From 1s to 4ms

So zero-cost abstractions exist?

When Zed was open-sourced, someone on HackerNews commented that Sublime Text is faster when searching for all occurrences of the current word in a buffer. Zed takes 1s and Sublime something around 200ms.

Searching all occurrences means: you position your cursor over a word, you hit cmd-shift-l and all occurrences of that word in the current buffer are selected and you get a cursor at each occurrence, ready to play some multi-cursor rock’n’roll.

Here, watch this:

https%3A%2F%2Fsubstack-post-media.s3.amazonaws.com%2Fpublic%2Fimages%2Fb9a8002f-5366-4ffc-9ff4-f2acb2f371b3_800x647.gif

So, Sublime does this in 200ms and Zed takes 1s?
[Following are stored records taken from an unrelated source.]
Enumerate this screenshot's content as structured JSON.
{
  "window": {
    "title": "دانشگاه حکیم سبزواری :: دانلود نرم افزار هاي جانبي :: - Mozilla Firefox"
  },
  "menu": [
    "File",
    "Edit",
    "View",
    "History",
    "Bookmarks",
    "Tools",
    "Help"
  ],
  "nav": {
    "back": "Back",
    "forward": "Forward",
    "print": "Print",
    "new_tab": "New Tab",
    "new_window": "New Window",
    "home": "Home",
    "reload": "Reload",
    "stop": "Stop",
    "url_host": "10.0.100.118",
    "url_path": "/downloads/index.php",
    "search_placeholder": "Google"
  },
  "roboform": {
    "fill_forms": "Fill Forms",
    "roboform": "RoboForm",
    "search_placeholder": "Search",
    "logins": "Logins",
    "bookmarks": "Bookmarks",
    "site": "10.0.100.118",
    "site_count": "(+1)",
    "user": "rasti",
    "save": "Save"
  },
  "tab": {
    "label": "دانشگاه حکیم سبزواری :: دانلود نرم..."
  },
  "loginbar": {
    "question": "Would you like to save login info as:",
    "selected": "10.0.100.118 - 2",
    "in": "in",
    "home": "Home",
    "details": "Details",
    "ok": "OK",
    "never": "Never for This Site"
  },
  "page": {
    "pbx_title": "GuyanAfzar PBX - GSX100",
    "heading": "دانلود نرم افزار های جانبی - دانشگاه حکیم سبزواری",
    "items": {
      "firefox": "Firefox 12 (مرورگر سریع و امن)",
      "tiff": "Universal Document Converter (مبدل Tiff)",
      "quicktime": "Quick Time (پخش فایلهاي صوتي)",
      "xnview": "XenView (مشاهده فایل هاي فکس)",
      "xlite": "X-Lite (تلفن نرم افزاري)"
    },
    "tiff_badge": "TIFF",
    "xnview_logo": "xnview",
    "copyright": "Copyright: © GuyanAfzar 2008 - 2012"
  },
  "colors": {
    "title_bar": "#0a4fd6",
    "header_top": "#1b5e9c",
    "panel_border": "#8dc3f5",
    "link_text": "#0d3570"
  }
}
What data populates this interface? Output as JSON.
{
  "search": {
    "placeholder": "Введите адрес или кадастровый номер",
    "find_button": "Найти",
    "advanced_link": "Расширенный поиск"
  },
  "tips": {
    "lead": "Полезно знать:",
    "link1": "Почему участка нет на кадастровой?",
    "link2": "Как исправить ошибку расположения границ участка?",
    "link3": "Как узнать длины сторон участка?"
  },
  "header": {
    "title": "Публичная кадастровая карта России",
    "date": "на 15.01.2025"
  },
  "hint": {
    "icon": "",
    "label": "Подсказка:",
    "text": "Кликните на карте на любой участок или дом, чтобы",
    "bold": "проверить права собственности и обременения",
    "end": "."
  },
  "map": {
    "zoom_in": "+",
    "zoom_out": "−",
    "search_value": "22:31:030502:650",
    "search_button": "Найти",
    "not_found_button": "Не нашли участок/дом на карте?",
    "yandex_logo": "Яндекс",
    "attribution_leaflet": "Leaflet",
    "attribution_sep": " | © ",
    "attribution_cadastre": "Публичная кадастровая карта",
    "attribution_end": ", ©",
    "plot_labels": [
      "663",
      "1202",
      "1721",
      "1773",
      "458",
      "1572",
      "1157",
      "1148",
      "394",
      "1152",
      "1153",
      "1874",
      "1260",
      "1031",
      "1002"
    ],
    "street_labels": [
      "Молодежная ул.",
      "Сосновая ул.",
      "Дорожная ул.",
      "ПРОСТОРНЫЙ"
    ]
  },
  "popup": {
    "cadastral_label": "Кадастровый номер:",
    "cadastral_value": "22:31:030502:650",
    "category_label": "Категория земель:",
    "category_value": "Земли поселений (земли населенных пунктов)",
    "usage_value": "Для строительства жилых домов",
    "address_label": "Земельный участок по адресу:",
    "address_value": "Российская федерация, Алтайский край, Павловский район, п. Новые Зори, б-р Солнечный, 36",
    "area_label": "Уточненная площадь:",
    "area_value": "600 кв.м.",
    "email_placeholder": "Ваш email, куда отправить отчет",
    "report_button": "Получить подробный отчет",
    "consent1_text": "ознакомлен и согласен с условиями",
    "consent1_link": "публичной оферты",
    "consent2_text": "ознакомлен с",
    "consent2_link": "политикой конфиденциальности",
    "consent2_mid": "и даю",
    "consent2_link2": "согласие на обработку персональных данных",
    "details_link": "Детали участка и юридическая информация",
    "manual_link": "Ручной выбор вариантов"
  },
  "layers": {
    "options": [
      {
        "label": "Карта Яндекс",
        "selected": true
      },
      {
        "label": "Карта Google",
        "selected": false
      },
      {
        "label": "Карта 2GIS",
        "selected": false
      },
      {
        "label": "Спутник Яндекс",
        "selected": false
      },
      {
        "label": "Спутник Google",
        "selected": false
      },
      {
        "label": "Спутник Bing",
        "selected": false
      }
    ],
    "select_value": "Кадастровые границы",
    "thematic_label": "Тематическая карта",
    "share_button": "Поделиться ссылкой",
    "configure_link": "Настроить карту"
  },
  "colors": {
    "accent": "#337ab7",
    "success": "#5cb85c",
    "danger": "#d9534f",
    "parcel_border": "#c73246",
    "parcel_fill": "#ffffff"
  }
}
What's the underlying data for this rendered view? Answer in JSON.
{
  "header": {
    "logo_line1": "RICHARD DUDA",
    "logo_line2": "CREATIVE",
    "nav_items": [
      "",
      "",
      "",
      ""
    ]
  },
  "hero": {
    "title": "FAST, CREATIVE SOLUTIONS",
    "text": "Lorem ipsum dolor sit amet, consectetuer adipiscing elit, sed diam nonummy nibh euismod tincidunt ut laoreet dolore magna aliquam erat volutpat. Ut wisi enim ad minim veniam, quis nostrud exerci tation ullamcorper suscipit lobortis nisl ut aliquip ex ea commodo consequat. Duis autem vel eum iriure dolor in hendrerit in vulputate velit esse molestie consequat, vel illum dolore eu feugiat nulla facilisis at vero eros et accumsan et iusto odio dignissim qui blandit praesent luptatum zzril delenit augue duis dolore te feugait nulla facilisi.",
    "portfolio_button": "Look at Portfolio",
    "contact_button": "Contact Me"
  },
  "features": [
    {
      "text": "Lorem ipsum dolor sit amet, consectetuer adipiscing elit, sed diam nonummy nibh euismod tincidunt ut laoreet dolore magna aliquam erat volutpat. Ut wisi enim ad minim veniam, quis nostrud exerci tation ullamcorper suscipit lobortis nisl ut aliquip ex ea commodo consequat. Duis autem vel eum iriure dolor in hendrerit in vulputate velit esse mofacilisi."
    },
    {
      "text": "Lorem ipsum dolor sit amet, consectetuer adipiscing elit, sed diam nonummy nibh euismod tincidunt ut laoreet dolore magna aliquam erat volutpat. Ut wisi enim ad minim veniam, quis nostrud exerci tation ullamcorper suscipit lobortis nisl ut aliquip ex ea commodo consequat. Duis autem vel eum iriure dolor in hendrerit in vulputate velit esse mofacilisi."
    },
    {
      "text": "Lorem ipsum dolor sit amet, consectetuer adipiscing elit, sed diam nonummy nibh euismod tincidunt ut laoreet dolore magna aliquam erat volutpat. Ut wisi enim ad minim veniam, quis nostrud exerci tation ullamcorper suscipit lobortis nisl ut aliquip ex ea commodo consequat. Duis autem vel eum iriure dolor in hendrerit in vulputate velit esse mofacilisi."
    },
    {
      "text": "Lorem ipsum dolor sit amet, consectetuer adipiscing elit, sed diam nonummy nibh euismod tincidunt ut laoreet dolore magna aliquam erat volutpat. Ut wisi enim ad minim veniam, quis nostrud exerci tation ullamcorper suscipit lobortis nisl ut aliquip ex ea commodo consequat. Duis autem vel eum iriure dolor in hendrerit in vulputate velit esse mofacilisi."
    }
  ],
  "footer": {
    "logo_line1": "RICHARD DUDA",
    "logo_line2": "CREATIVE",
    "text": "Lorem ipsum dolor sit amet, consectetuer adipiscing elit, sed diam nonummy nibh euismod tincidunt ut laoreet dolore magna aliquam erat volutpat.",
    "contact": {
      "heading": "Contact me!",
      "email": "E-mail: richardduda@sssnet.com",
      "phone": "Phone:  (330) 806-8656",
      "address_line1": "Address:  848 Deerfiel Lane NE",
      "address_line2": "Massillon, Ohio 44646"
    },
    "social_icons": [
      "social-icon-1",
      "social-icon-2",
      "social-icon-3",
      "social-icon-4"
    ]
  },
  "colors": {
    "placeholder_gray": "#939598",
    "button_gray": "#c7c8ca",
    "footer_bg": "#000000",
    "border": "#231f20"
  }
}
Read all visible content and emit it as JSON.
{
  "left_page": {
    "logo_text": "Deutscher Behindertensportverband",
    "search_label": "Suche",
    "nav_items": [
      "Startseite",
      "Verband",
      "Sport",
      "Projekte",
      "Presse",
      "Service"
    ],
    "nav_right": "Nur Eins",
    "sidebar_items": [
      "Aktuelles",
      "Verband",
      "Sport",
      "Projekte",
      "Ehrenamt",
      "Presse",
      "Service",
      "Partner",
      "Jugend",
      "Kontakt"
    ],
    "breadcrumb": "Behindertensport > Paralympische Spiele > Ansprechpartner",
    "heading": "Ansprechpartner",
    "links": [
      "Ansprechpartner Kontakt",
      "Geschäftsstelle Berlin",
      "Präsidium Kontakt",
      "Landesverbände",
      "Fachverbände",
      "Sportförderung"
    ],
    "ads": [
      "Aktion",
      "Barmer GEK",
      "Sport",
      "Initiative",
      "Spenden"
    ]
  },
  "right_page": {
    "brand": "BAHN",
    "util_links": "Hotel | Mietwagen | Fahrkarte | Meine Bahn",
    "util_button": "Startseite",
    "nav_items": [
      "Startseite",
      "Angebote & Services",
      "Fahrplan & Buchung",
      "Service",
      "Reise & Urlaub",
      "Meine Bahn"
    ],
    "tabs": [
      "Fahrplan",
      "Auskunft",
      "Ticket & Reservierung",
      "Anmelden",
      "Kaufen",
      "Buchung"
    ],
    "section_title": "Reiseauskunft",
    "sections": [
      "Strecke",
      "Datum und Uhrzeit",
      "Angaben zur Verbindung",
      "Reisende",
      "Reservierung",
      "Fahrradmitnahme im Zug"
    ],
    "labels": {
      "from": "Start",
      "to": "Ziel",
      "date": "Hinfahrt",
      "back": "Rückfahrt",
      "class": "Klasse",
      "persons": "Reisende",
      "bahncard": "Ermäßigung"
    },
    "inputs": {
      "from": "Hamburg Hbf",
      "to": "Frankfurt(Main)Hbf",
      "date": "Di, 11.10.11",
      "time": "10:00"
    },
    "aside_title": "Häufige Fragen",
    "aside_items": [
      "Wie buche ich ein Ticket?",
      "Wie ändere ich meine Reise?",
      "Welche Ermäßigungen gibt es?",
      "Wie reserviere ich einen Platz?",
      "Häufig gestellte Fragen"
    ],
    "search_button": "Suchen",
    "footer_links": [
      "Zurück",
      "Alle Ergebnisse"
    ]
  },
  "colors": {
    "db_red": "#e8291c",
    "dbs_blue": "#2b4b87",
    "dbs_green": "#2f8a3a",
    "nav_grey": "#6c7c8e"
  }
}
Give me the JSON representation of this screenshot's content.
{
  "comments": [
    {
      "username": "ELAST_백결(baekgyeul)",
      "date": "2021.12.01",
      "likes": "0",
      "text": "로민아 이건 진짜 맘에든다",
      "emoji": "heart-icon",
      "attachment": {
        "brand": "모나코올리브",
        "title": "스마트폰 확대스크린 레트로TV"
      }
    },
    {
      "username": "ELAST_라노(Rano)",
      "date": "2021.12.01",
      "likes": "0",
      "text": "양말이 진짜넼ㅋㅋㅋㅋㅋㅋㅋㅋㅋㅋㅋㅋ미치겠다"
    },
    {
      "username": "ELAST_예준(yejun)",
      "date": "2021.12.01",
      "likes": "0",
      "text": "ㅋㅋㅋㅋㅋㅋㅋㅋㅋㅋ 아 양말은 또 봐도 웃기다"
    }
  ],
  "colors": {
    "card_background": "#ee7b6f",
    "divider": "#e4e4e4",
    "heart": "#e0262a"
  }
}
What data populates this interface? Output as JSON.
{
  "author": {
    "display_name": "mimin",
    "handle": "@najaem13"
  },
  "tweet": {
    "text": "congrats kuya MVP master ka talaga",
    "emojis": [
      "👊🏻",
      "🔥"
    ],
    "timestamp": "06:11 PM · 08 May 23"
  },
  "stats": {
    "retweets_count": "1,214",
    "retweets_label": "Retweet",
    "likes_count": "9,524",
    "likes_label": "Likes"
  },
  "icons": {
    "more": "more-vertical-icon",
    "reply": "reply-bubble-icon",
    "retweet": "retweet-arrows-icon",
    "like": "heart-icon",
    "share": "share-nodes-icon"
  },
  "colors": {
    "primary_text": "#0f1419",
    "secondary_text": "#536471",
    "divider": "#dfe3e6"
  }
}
Huh.

Antonio, one of Zed’s co-founders, immediately and confidently said “we can make this faster.” My not-yet-too-familiar-with-the-codebase mind silently asked “can we?” before we dove in. Little did my mind know.

We looked at the code in question. Here it is, in its original, takes-1s form:

 pub fn select_all_matches(
     &mut self,
     action: &SelectAllMatches,
     cx: &mut ViewContext<Self>
 ) -> Result<()> {
        self.push_to_selection_history();
        let display_map = self.display_map.update(cx, |map, cx| map.snapshot(cx));

        loop {
            self.select_next_match_internal(&display_map, action.replace_newest, cx)?;

            if self.select_next_state.as_ref().map(|selection_state| selection_state.done).unwrap_or(true)
            {
                break;
            }
        }

        Ok(())
    }

Ignore the details. What’s important is that keyword right in the middle: loop. The code is probably what many people would naturally do to implement a select_all_matches method: use the select_next_match in a loop until there’s no more matches to select. Voilà, all matches selected.

When looking at it with Antonio, I knew this code as well as you do right now, but he knew what’s going on under the hood. His idea: optimize it by inlining what select_next_match_internal does and then do it in batches.

It’s similar to how you’d optimize an N+1 query in a web application. Instead of doing something like this in your request path:

loop {
  user = loadNextUser()
  if user == null {
    break
  }
  profilePicture = loadUserProfilePicture(user)
  blogPosts = loadLastFiveBlogPosts(user)

  render_template("user_profile", user)
}

you would do this:

users = loadAllUsers()
pictures = loadUserProfilePicturesForUsers(users)
blogPosts = loadLastFiveBlogPostsForUsers(users)
for user in users {
  render_template("user_profile", user)
}

Or something like that. You get the idea.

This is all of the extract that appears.